Running earthquake detection or combined detection+phase picking across multiple stations.
Applying pretrained denoising models to improve SNR before downstream processing.
Estimating depth-related features with depth-prediction models on stacked phases.
Rapid prototyping or transfer learning using available pretrained weights as a starting point.

Best practices

Provide obspy Stream objects; SeisBench will handle grouping, resampling, and batching automatically.
Run models on GPU and increase batch_size to maximize throughput while respecting memory limits.
Compile models with torch.compile (PyTorch 2.0+) for large workloads to gain runtime speedups.
Use the asyncio interfaces annotate_asyncio/classify_asyncio to overlap I/O and compute.
Manually resample large datasets beforehand if you need faster preprocessing than obspy resampling.
If waveform amplitudes are extremely small (<=1e-10), scale them before normalization to avoid numerical issues.

Example use cases

Load a pretrained PhaseNet to annotate pick probability traces from continuous seismic data.
Run EQTransformer to detect events across a regional network and extract pick lists via classify.
Apply DeepDenoiser to improve low-SNR records before running automatic phase picking.
Use DepthPhaseNet pretrained weights to estimate focal depth from depth-phase signatures.
Batch-process a large archive with GPU + large batch_size and asyncio to minimize wall-clock time.

FAQ

Do I need to convert waveforms to tensors before using SeisBench?

No.

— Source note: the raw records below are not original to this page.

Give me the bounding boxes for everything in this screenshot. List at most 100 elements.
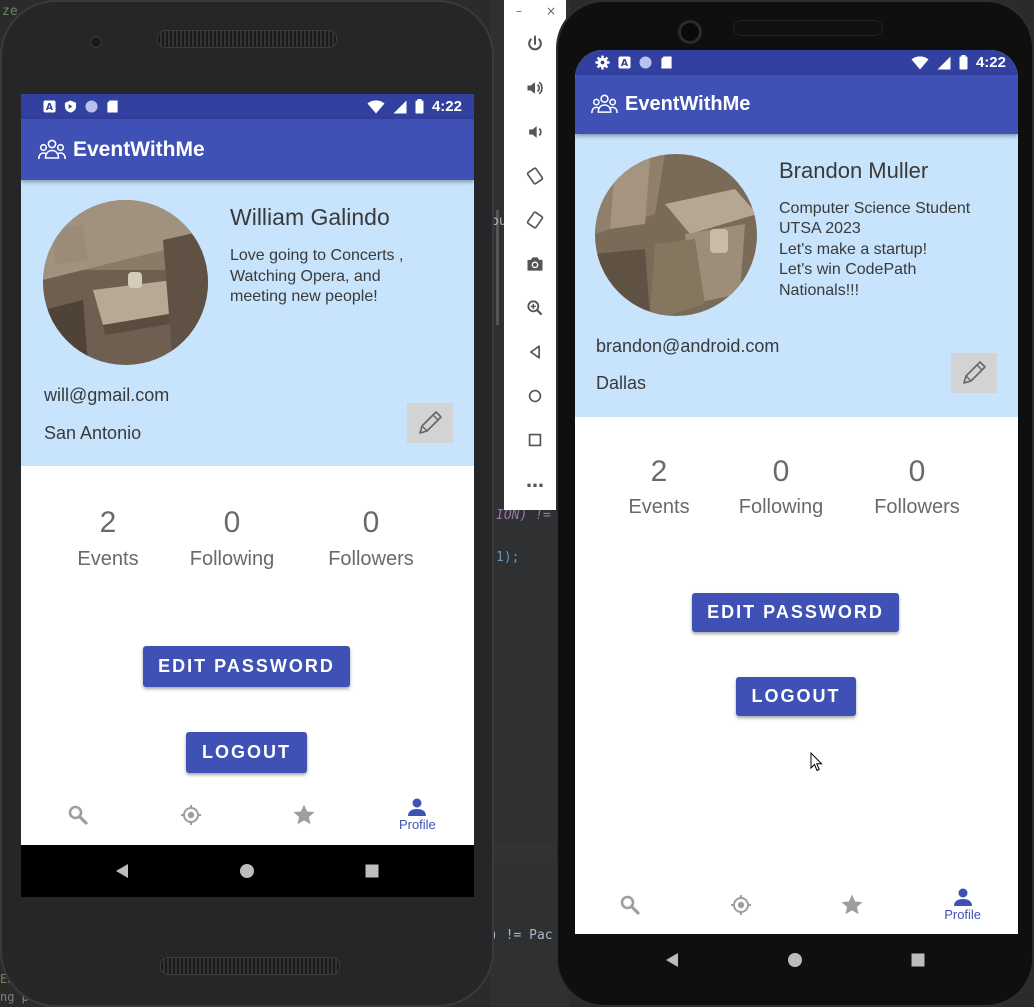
- rotate-right-button[interactable]: [520, 205, 550, 235]
- back-button[interactable]: [520, 337, 550, 367]
- edit-password-button[interactable]: EDIT PASSWORD: [692, 593, 899, 632]
- nav-nearby[interactable]: [686, 876, 797, 934]
- rotate-left-button[interactable]: [520, 161, 550, 191]
- code-token: 1);: [496, 550, 520, 565]
- nav-favorites[interactable]: [797, 876, 908, 934]
- minimize-button[interactable]: –: [516, 4, 522, 22]
- back-icon: [530, 345, 540, 359]
- edit-profile-button[interactable]: [407, 403, 453, 443]
- bottom-navigation: Profile: [575, 876, 1018, 934]
- screenshot-button[interactable]: [520, 249, 550, 279]
- profile-email: brandon@android.com: [596, 336, 780, 356]
- avatar[interactable]: [595, 154, 757, 316]
- followers-label: Followers: [874, 496, 960, 518]
- front-camera: [90, 36, 102, 48]
- shield-icon: [64, 100, 77, 113]
- power-icon: [528, 35, 542, 51]
- logout-button[interactable]: LOGOUT: [736, 677, 856, 716]
- avatar[interactable]: [43, 200, 208, 365]
- pencil-icon: [963, 361, 986, 384]
- followers-count: 0: [908, 455, 926, 488]
- back-icon[interactable]: [665, 952, 679, 968]
- camera-icon: [527, 257, 543, 271]
- app-notification-icon: A: [43, 100, 56, 113]
- overview-icon[interactable]: [365, 864, 379, 878]
- nav-search[interactable]: [575, 876, 686, 934]
- bio-line: Computer Science Student: [779, 200, 971, 217]
- status-icons-right: 4:22: [911, 54, 1006, 71]
- system-navigation-bar: [575, 934, 1018, 985]
- app-title: EventWithMe: [73, 137, 205, 161]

Pass obspy Stream objects directly; SeisBench converts them to PyTorch tensors and back for you.

How do I get pretrained weights?

Call the model's from_pretrained method (for example PhaseNet.from_pretrained) and weights will be downloaded and cached on first use.

What is the fastest way to process large datasets?

Use a GPU with a large batch_size, compile the model with torch.compile if available, and use the asyncio interfaces to parallelize I/O and compute.